Filmmaker: But you’re still selecting, choosing as you go along. There is a scene in The Mole Agent you couldn’t have predicted, when a frightened woman breaks down into tears in front of Sergio.

Alberdi: In some ways you can predict, because you learn the world there. There were 50 women in the home, and we choose six to follow because we knew something was going to happen to them. That woman, for example, she’s saying her son didn’t come to visit. That’s something she said to other people, something she said to me. So I knew when Sergio introduced himself, she would say something similar.

Filmmaker: That moment reaches a universal truth, the fear everyone faces about growing old. It stripped away the rest of the narrative framework for me.

Alberdi: I believe that documentary filmmaking is like being a sculptor. You have this big rock that is reality, and it is big, because that place has a lot of people. You have to chisel until a figure appears. The decision about what you are taking out is more important than what you are keeping.

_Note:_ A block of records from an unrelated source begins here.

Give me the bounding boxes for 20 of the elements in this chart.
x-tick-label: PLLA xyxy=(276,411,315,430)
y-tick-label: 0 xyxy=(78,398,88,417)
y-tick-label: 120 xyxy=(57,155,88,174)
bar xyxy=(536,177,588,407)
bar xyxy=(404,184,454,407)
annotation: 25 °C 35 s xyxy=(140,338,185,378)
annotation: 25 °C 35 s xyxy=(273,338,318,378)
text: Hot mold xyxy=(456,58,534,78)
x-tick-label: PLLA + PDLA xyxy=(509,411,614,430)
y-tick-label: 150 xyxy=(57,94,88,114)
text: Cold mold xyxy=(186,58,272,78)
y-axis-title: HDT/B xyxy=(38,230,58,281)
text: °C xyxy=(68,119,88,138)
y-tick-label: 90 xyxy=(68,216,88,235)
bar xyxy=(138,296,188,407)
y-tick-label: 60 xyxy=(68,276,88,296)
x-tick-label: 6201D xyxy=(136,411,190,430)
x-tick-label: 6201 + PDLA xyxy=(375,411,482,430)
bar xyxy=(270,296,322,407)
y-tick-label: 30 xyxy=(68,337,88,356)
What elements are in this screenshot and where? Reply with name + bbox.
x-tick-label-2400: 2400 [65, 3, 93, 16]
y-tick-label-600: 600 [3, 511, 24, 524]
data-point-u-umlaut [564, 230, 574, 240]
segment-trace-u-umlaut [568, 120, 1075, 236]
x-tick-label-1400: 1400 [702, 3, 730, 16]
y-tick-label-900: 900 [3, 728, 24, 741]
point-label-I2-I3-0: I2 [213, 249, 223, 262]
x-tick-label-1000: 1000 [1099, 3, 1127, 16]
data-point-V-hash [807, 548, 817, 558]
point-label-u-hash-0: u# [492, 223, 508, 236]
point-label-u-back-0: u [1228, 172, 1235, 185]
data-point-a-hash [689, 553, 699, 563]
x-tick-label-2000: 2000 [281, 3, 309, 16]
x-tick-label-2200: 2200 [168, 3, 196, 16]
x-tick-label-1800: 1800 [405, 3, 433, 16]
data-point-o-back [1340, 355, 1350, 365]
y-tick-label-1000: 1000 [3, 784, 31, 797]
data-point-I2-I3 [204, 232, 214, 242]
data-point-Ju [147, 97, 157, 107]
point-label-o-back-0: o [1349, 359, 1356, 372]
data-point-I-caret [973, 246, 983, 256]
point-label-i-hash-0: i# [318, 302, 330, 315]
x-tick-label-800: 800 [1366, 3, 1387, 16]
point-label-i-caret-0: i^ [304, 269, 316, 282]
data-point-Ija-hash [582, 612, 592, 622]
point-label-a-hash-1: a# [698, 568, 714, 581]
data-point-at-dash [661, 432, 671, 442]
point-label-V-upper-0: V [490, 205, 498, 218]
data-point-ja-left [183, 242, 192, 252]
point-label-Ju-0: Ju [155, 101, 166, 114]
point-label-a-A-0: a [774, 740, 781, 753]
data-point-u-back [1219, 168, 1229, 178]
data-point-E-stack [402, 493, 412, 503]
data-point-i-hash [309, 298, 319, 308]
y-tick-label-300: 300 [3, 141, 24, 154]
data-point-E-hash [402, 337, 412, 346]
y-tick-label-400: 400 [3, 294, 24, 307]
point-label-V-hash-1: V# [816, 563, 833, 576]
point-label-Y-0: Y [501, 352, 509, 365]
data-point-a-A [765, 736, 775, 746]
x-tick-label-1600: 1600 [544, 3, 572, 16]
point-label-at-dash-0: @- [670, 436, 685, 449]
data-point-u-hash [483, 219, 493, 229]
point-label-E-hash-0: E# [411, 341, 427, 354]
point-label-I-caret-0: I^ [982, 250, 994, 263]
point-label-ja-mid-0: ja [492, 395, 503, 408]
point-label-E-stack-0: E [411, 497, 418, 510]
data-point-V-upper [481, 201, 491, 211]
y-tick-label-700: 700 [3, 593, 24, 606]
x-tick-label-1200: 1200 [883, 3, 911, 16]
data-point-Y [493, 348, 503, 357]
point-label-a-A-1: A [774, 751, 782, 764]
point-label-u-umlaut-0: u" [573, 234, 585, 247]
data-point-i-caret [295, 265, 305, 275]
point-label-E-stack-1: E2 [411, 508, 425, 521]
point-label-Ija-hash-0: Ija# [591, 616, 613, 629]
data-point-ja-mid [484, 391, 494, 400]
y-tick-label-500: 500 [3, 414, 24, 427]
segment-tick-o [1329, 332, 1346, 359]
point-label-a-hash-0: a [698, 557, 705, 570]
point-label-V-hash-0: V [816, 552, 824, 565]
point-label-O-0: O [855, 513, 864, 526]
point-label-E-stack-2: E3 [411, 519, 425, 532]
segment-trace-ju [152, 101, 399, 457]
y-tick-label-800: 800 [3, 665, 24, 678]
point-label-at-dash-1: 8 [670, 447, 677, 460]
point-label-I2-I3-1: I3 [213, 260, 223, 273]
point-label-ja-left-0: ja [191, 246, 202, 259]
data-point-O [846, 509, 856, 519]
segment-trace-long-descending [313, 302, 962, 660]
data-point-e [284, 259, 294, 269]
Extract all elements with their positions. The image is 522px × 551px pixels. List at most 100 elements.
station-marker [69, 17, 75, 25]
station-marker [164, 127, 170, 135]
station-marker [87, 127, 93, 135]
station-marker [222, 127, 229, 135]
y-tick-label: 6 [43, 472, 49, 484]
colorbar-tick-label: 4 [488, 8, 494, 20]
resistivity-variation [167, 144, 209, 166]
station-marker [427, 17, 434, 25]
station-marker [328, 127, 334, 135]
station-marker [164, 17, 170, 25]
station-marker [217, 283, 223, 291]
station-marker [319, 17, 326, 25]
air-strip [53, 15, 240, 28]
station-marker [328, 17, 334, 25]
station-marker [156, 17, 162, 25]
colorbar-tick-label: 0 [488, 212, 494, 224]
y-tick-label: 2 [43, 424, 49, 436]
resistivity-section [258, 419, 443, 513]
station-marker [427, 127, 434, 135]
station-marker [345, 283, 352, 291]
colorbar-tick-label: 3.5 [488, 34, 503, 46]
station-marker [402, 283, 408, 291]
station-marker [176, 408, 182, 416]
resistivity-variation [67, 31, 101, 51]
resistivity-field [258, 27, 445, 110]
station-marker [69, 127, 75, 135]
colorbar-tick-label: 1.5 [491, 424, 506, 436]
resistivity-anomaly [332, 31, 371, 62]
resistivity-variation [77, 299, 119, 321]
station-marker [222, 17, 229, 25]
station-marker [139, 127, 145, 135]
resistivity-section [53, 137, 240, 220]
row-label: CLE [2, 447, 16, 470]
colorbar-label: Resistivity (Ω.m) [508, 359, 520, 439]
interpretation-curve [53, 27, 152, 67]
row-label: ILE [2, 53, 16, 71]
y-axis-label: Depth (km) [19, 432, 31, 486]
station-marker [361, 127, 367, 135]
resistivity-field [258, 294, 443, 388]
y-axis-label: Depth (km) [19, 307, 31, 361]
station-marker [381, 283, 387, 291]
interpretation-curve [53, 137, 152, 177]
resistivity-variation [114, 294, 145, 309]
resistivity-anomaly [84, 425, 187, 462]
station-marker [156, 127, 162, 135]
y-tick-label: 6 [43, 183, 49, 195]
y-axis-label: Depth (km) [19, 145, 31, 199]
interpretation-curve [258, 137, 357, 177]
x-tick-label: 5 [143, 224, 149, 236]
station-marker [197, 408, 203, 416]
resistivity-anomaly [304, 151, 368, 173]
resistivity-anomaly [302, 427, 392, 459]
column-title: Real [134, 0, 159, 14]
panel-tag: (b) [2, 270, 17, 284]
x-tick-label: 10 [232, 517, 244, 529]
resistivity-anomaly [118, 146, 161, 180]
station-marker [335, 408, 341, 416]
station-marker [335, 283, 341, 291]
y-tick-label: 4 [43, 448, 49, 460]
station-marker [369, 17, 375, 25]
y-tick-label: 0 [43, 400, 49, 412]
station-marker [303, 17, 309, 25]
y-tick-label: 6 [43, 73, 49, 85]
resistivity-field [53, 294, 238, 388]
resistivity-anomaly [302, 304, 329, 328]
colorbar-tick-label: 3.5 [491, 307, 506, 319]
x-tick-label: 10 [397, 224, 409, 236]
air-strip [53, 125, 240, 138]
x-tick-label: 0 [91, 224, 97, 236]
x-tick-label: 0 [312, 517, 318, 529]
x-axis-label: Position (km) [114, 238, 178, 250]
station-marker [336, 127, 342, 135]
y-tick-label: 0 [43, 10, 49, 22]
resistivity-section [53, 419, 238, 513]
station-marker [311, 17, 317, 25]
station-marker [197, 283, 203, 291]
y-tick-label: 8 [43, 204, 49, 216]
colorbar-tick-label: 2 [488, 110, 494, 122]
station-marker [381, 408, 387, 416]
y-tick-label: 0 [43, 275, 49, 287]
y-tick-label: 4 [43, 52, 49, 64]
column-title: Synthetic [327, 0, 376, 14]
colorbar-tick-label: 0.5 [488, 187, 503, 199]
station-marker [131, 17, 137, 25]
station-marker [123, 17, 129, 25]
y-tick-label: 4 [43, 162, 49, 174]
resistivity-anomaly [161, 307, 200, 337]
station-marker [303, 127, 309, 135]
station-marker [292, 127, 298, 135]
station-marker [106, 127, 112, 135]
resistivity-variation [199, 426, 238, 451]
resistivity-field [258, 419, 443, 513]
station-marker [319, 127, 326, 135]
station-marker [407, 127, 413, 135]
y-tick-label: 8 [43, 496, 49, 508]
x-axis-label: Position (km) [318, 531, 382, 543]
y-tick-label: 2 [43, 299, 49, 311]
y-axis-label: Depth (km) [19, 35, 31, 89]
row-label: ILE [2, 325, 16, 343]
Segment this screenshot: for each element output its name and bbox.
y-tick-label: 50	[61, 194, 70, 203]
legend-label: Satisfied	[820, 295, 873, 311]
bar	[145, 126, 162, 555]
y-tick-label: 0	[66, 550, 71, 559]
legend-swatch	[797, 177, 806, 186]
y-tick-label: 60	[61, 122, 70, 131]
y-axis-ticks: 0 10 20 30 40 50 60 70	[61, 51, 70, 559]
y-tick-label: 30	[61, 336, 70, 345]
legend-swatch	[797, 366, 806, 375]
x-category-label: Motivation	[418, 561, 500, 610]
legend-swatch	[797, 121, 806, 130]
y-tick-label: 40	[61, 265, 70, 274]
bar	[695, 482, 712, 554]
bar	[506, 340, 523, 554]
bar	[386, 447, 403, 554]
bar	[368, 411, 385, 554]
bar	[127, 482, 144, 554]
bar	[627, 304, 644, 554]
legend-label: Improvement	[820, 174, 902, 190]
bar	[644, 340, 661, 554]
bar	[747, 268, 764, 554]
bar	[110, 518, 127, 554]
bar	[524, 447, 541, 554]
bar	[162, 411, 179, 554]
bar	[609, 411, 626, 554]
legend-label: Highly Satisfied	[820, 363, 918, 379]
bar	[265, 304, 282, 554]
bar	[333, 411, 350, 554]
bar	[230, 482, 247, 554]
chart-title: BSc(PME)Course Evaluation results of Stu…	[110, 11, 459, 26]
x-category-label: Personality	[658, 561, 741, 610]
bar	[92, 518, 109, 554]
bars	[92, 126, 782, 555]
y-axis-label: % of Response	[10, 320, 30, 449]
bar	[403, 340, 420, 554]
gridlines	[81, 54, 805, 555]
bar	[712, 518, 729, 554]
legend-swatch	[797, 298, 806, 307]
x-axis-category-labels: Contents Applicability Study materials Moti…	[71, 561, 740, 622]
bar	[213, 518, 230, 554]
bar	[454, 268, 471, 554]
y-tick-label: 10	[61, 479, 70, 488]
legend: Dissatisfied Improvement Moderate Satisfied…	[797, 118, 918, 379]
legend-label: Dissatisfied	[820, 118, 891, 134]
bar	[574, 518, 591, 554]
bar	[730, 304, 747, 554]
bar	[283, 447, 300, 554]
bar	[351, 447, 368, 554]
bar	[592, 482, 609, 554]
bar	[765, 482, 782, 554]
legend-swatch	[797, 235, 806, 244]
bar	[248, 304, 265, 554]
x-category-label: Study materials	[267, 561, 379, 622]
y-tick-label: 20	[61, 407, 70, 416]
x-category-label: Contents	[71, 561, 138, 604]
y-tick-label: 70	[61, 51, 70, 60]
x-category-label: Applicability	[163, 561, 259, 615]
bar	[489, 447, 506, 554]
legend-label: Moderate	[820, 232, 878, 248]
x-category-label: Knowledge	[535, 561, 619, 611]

Filmmaker: You had 300 hours of material. How difficult was the editing process?

Alberdi: We had a lot of versions. For example that scene you mentioned, at the time I shot it I was living with Sergio in the home. I was living the same feelings as he did. I had the same emotional commitments. And I have to deal in the editing with how to balance the original case, and my emotional experiences. 

We shot the case, the client, all the details about her. In the beginning I thought I had to explain everything, and until the end what I was shooting, the narrative plot, was the case itself. In the editing room I found my heart was not in the case. Yeah, it was rational, it advanced the story. But my emotions were what was driving me forward. It was super-difficult to realize that, to say for example, “Okay, the client is not going to appear after all.”

It took me a year to remove the client and make the movie Sergio’s journey. Or, for example, the decision to put myself in a shot. That was an editing decision. We edited in the Netherlands and showed it to a lot of Dutch people who kept asking, “Is this really a documentary?” I didn’t want people to get lost, I preferred to put that in the beginning to make it easier for you to enter into the story.

Filmmaker: What’s your next project?

Alberdi: We are very early in shooting about a young couple. The man is fifty years old, he has Alzheimer’s, and it’s a love story about how the couple deals with that. Covid has made it terrible for them, and for me too because I can no longer shoot them. But she’s started shooting, and has brought a new life to the project. 

It’s frustrating for everybody, not just me. It’s difficult after working on this for so many years to try to adapt to new forms of exhibition. My mind needs to be more open.